跟隨著前面的人的步調,小孩兒不好意思地揉了揉後腦勺,顯然也很害羞,「沒有,我只是想讓謝老師仔細思考一下到底我和那個白月光,孰輕孰重。」
「她還在糾結呢?」
余渲有些奇怪,補充著,「可是我看謝謝對你很特別誒,根本不像不喜歡你的樣子。」
在這個方面,還是黎清安看得更為清楚,她搖了搖頭,「沒人規定一個人不能同時喜歡兩個人。」
「你這話什麼意思?」
仿佛突然把注意力從謝儀身上轉移到了這個人的話語裡,余渲皺緊了好看的眉,一時之間,眼底寫滿了不安與不悅。
「我又沒有說是我同時喜歡兩個人,我說的是謝謝。
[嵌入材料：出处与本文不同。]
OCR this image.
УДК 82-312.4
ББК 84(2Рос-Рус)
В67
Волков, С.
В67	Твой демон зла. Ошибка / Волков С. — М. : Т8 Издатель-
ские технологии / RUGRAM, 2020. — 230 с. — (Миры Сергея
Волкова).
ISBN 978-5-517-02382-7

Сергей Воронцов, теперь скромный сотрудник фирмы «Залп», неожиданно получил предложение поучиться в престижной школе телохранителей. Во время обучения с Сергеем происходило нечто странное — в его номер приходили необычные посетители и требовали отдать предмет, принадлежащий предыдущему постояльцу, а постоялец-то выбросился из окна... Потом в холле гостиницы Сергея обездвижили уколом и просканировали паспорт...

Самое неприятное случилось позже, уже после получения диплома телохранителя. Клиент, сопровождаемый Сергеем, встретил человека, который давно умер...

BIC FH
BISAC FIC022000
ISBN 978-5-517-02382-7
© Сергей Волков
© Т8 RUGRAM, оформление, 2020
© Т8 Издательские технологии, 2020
」
「你還沒告訴我呢,在國外,你、你有沒有遇見喜歡的人?對了,你還和我說喜歡辣妹來著,國外那麼多辣妹,你……」
「你這都說到哪裡去了?我什麼時候和你說過我喜歡辣妹?我明明喜歡甜……」
「你接著說呀!你喜歡什麼?」
眼見本來都在幫自己分析敵情、出謀劃策的兩人陷入了莫名其妙的爭吵,俞忘越無奈地聳聳肩,自覺地走到了後面去,卻又在落後她們幾米的地方看見了同樣爭執著什麼的唐今和凌白霧,原來,五個人裡面只有她是形單影隻、多出來的那個。
更加心塞了,哪裡還講究什麼欲擒故縱,她直接詢問心底的聲音應該走哪一條路,打算先去找同樣沒人陪的謝儀了,反正有黎清安在,也不怕余渲沒人扶。
…………
提前了大部隊半個小時到達了中午的露營點,當俞忘越看見謝儀的時候,這裡還是只有一個人,跟拍攝影師被女子說動了先去導演組吃飯了,她則是靠在了一處沙丘上戴上了帽子閉目休息。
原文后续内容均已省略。